While banks can collect on their collateral, such as mortgages on buildings, depositors do not have this option. Low income people, who are usually the majority of the clientele of these institutions, are not well informed of their rights, they are poorly organized, and they generally do not protest and do not use legal recourse mechanisms that may be available to them. Very few of them have been reimbursed in the wake of an MFI failure.
If financial inclusion strategies around the world are encouraging access to savings services, the experiences in francophone West and Central Africa call for caution in contexts where regulatory and supervisory capacities are limited and where financial resources are limited to reimburse depositors.
Drawing lessons from the failures and challenging attempts to rescue deposit-taking microfinance institutions in this region, three messages for regulators around the world emerge to ensure effective protection of low-income depositors:
- Crisis can be avoided by the adoption and enforcement of appropriate and effective prudential regulation. It is key to strengthen supervision with a proportionate (i.e., risk-based) approach and include early warning systems with adequate capacity to interpret and prioritize information, as well as set appropriate licensing requirements for deposit-taking institutions (e.g., minimum capital requirements, tighter restrictions when collecting deposits, etc.).

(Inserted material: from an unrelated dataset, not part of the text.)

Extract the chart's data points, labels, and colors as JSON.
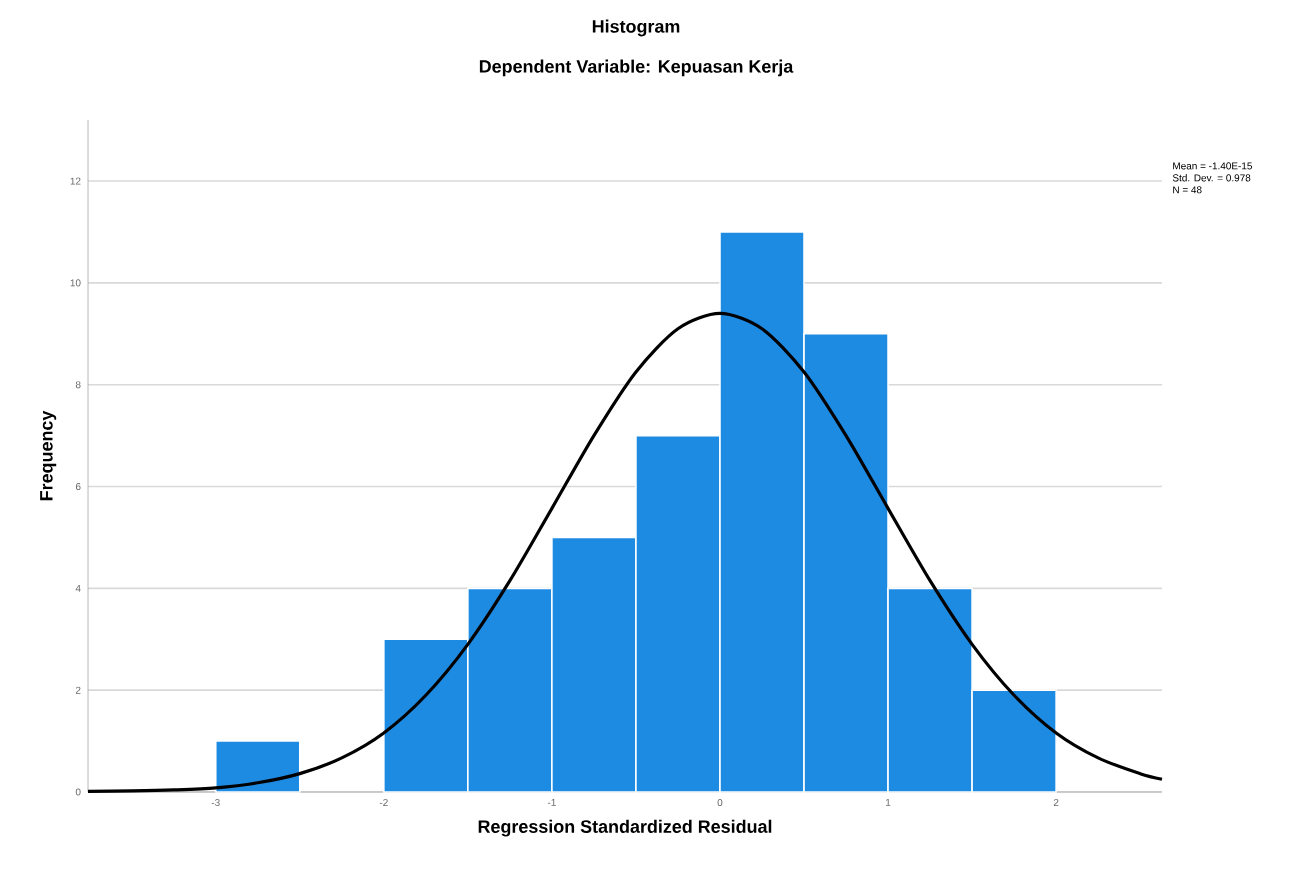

- In the case of MFI failure, supervisory authorities must make decisions without delay and communicate quickly. Reacting as soon as the first red flag goes up reduces the risk of the situation deteriorating to a point when it will be difficult to reimburse depositors. While the recovery plan is undertaken, investing in a communication plan would be helpful—for MFI staff as well as clients—and could contribute to restoring confidence.
- Think through adequate mechanisms to protect or reimburse depositors if something goes wrong. In this respect, a deposit insurance system acts as a financial safety net for account holders in case the financial institution fails and aims to protect retail depositors against insolvencies. This is an important option to explore. Deposit insurance is generally designed to protect less sophisticated depositors and those not well-positioned to assess the safety and soundness of financial institutions.